Workshop Overview:
During the first workshop we considered:
- The possibility that Centaurs might be less processed than short-period cometary nuclei and so might make preferable targets in the search for primordial matter.
- The trade-offs between drilling technology and physical constraints imposed by the thermal properties and thermo-dynamical history of the target body
- Constraints imposed by the physics of sample return, especially the problem of sample damage caused by high g-loading upon re-entry.
- How discussions on protoplanetary disks opened up the question of whether lateral and vertical mixing could have fully sublimed and re-condensed ice grains leading to cometesimals or whether primordial state is maintained during this epoch.

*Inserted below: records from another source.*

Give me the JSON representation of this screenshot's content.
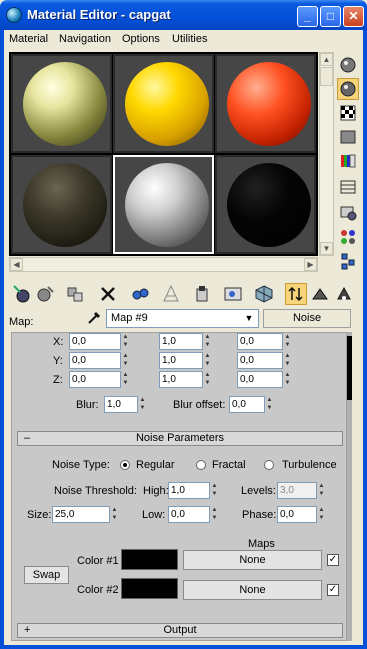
{
  "window": {
    "title": "Material Editor - capgat",
    "minimize": "_",
    "maximize": "□",
    "close": "✕"
  },
  "menu": [
    "Material",
    "Navigation",
    "Options",
    "Utilities"
  ],
  "map": {
    "label": "Map:",
    "current": "Map #9",
    "type_button": "Noise"
  },
  "coords": {
    "rows": [
      {
        "axis": "X:",
        "values": [
          "0,0",
          "1,0",
          "0,0"
        ]
      },
      {
        "axis": "Y:",
        "values": [
          "0,0",
          "1,0",
          "0,0"
        ]
      },
      {
        "axis": "Z:",
        "values": [
          "0,0",
          "1,0",
          "0,0"
        ]
      }
    ],
    "blur_label": "Blur:",
    "blur": "1,0",
    "blur_offset_label": "Blur offset:",
    "blur_offset": "0,0"
  },
  "noise": {
    "rollout_sign": "–",
    "rollout_title": "Noise Parameters",
    "type_label": "Noise Type:",
    "types": [
      "Regular",
      "Fractal",
      "Turbulence"
    ],
    "selected_type": "Regular",
    "threshold_label": "Noise Threshold:",
    "high_label": "High:",
    "high": "1,0",
    "levels_label": "Levels:",
    "levels": "3,0",
    "size_label": "Size:",
    "size": "25,0",
    "low_label": "Low:",
    "low": "0,0",
    "phase_label": "Phase:",
    "phase": "0,0",
    "maps_header": "Maps",
    "swap_button": "Swap",
    "color1_label": "Color #1",
    "color1_map": "None",
    "color2_label": "Color #2",
    "color2_map": "None",
    "color1_hex": "#000000",
    "color2_hex": "#000000"
  },
  "output": {
    "rollout_sign": "+",
    "rollout_title": "Output"
  },
  "colors": {
    "title_blue": "#0450d8",
    "window_bg": "#ece9d8",
    "panel_bg": "#c8c8c8"
  }
}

At the end of the first workshop the understanding was that we should explore not one but two Cryogenic Sample Return Mission (CSRM) scenarios, one to a comet and the other to a Centaur.

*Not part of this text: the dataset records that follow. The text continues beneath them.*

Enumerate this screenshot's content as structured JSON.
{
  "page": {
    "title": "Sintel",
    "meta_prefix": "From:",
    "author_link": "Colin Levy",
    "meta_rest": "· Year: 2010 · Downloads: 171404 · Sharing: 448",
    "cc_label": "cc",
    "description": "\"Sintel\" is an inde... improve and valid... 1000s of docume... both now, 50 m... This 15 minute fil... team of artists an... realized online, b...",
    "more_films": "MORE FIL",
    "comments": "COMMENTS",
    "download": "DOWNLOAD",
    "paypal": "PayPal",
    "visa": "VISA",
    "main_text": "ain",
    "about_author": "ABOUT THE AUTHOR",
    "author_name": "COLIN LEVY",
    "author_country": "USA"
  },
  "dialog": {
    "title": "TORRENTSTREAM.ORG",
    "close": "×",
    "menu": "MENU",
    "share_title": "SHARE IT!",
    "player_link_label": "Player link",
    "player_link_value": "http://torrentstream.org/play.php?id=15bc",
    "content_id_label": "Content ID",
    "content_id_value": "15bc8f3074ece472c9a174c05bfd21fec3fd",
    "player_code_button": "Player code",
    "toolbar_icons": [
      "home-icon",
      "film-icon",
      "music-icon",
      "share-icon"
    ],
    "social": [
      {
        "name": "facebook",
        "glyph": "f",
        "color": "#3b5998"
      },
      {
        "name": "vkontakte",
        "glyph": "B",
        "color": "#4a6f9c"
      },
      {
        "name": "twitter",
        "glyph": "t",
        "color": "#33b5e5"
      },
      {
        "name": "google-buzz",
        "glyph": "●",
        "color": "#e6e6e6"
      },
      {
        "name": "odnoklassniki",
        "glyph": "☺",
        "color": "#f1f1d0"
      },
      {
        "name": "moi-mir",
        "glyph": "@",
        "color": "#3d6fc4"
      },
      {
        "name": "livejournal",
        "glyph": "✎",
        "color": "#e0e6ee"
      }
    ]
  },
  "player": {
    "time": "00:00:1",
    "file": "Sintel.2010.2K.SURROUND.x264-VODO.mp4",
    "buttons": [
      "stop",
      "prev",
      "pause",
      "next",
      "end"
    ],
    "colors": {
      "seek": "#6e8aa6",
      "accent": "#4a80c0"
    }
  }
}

Goals for the second workshop are:
- Determine the effect of surface hardness, constrained especially by new interpretations of the Rosetta data, on sampling and drilling technology. Identify case scenarios and engineering models to address the extremes.

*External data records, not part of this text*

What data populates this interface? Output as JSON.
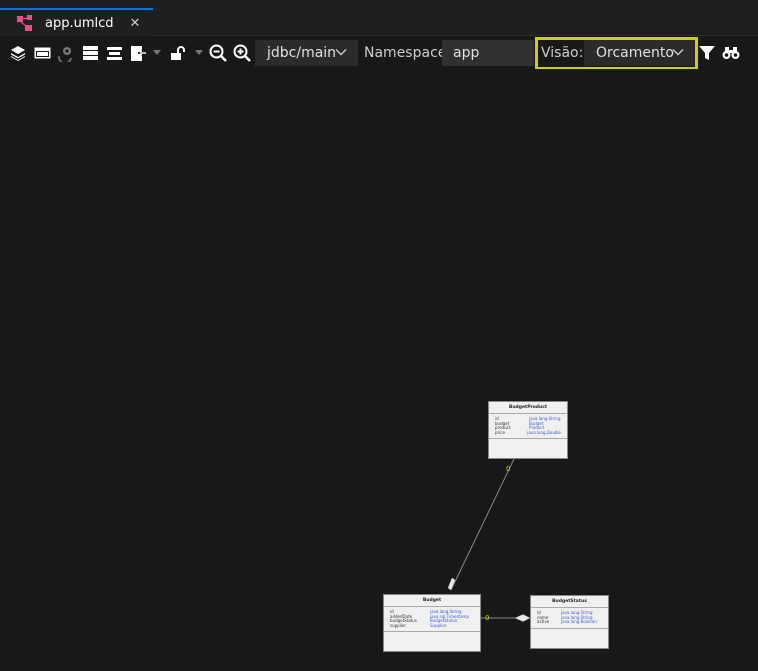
{
  "tab": {
    "label": "app.umlcd",
    "close": "✕"
  },
  "toolbar": {
    "branch": "jdbc/main",
    "namespace_label": "Namespace:",
    "namespace_value": "app",
    "visao_label": "Visão:",
    "visao_value": "Orcamento"
  },
  "diagram": {
    "classes": [
      {
        "name": "BudgetProduct",
        "attrs": [
          {
            "name": "id",
            "type": "java.lang.String"
          },
          {
            "name": "budget",
            "type": "Budget"
          },
          {
            "name": "product",
            "type": "Product"
          },
          {
            "name": "price",
            "type": "java.lang.Double"
          }
        ]
      },
      {
        "name": "Budget",
        "attrs": [
          {
            "name": "id",
            "type": "java.lang.String"
          },
          {
            "name": "addedDate",
            "type": "java.sql.Timestamp"
          },
          {
            "name": "budgetStatus",
            "type": "BudgetStatus"
          },
          {
            "name": "supplier",
            "type": "Supplier"
          }
        ]
      },
      {
        "name": "BudgetStatus",
        "attrs": [
          {
            "name": "id",
            "type": "java.lang.String"
          },
          {
            "name": "name",
            "type": "java.lang.String"
          },
          {
            "name": "active",
            "type": "java.lang.Boolean"
          }
        ]
      }
    ],
    "multiplicity_1": "0",
    "multiplicity_2": "0"
  }
}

- Determine whether re-entry acceleration and/or vibration poses an insurmountable threat to some or all of the science objectives and whether or not in-situ or in-orbit analyses are therefore required.
- Develop plausible scenarios for (A) comet CSRM and (B) Centaur CSRM, including initial assessment of possible flight paths using existing and planned rocket technology.
- Evaluate and come up with recommendations regarding primitive/non-primitive status of ice grains and organics in protoplanetary disk that would become cometesimals and KBOs/Oort Cloud bodies in an evolved Solar System like ours.